Faced with defense budget reductions, the Boeing Co. announced Wednesday it will close its defense plant in Wichita by the end of 2013, moving future aircraft maintenance, modification and support to its plant in San Antonio, Texas, and engineering work to Oklahoma City. Work on the Air Force refueling tanker will be performed in Puget Sound, Wash.

Boeing did not clarify whether the work would be done in Everett or Seattle.

The closure will cost more than 2,160 workers their jobs and end the firm's presence in a city where it has been a major employer for generations.

The decision was not entirely unexpected.

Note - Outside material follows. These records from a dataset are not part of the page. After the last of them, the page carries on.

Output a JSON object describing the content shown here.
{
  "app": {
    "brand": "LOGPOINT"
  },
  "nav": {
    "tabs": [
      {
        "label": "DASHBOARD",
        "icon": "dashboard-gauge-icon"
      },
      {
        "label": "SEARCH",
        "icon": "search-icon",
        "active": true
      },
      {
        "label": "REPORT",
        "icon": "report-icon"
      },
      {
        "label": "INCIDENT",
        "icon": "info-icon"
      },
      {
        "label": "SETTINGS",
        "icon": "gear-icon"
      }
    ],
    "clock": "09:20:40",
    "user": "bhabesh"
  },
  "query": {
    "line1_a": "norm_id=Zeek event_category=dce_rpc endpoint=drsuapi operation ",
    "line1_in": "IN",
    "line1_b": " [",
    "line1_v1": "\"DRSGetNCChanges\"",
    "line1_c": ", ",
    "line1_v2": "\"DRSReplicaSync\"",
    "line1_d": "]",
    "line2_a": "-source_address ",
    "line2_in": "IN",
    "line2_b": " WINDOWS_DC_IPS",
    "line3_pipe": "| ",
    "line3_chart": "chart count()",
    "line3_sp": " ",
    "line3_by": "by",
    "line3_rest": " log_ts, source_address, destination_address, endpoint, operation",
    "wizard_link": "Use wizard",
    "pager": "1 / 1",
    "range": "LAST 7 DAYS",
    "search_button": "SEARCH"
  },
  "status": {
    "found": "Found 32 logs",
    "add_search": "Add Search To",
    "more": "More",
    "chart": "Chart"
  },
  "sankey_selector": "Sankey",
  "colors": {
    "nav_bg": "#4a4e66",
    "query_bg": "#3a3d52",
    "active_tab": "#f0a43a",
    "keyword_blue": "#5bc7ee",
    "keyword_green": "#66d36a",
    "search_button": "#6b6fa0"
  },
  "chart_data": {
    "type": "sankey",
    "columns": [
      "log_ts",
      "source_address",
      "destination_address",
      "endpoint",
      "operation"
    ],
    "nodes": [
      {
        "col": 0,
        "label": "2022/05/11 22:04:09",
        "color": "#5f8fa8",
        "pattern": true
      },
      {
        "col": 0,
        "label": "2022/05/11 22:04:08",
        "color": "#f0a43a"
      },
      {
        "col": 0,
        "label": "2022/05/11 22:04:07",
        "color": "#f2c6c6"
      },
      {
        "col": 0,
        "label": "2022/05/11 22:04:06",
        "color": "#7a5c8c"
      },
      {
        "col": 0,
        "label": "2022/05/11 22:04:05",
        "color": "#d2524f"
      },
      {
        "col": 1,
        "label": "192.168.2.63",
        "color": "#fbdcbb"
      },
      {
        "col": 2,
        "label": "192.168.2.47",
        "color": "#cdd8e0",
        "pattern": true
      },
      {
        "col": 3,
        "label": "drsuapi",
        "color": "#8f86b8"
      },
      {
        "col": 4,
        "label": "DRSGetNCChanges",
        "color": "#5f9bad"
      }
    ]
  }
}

The company said in November it was studying whether to close the Wichita facility, which specializes in modifying commercial aircraft for military or government operations, to address Defense Department budget cuts. The first layoffs are expected to begin in the third quarter of 2012.

The company said the 24 Kansas suppliers on that program will continue to provide parts as originally planned.

"In this time of defense budget reductions, as well as shifting customer priorities, Boeing has decided to close its operations in Wichita to reduce costs, increase efficiencies, and drive competitiveness," said Mark Bass, vice president and general manager for the Boeing Defense, Space & Security facility in Wichita.

The study came even as the Pentagon had been working to prevent $500 billion in automatic, across-the-board defense budget cuts over 10 years in the wake of the failure by a bipartisan congressional supercommittee to agree on $1.2 trillion or more in deficit reductions.

Wichita had hoped the number of jobs at the facility would grow after Boeing won a contract worth at least $35 billion to build 179 Air Force refueling tankers. The modification work on the planes had been expected to be done at Boeing's Wichita plant - bringing with it 7,500 direct and indirect jobs with an overall economic impact of nearly $390 million.

Wichita Mayor Carl Brewer said the city, which prides itself as being the air capital of the world, has a long history with Boeing in the community. Brewer noted he worked there for 20 years before the company sold off its commercial operations.

"Many people - generations upon generations - have had an opportunity to be employed there and that could very easily be the end of that ... They are a very important part of us here," Brewer said.

But the mayor said the city would move on and take care of those families and continue working to be the "air capital of the world."

"This is not the first time we have had something of this magnitude. We have had other challenges and we have always managed to work through it and been able to survive," Brewer said.

Boeing has had a facility in Wichita since it bought the Stearman Aircraft Co. in 1929. During World War II, employment at the plant peaked at more than 40,000 as the company churned out four bombers a day. For decades the company remained the city's largest employer.

Then in 2005, Boeing spun off its commercial aircraft operations in Kansas and Oklahoma. At that time, the company still had roughly 15,000 employees in Wichita. After the divestiture, Boeing retained 4,500 workers for its defense work in Wichita but layoffs since have slashed that remaining workforce.

The Wichita facility is facing the end of some programs, such as the international tanker program that supplied refueling tankers to other countries. Over the summer, Boeing announced it would cut 225 jobs at its Wichita defense plant through the end of this year.

Even with the loss of the defense plant, Boeing would continue to have an economic impact in this aircraft manufacturing city. Spirit AeroSystems, which took over Boeing's commercial operations, continues to build parts here for Boeing's commercial airplanes.

"But it would be different to a certain extent because of the fact that, you know, it is kind of like family that you actually have and a member of the family is moving away," Brewer said. "So there is a lot of emotional and economic attachment tied to this."

The Kansas congressman whose district includes Boeing's soon-to-close defense plant is promising to keep pressure on the company to bring new jobs to the state.

Freshman Republican Mike Pompeo on Wednesday called Boeing's announcement that the plant would close a confession that it wouldn't honor previous commitments.

Pompeo said he's mystified over why, in his words, the company would squander 80 years of goodwill in the Wichita community.

Kansas officials are upset because they put pressure on the Air Force in recent years to reverse a decision to give a $35 billion contract to build a new refueling tanker a competing consortium. Boeing eventually landed the contract, and Pompeo says the state was promised new jobs.

Gov. Sam Brownback says he's disappointed in Boeing Co.'s decision to close its Wichita plant despite efforts by what he calls "Team Kansas" to help the company in recent years.

The governor said growth opportunities in commercial aviation work at other Kansas companies might offset the Boeing job losses.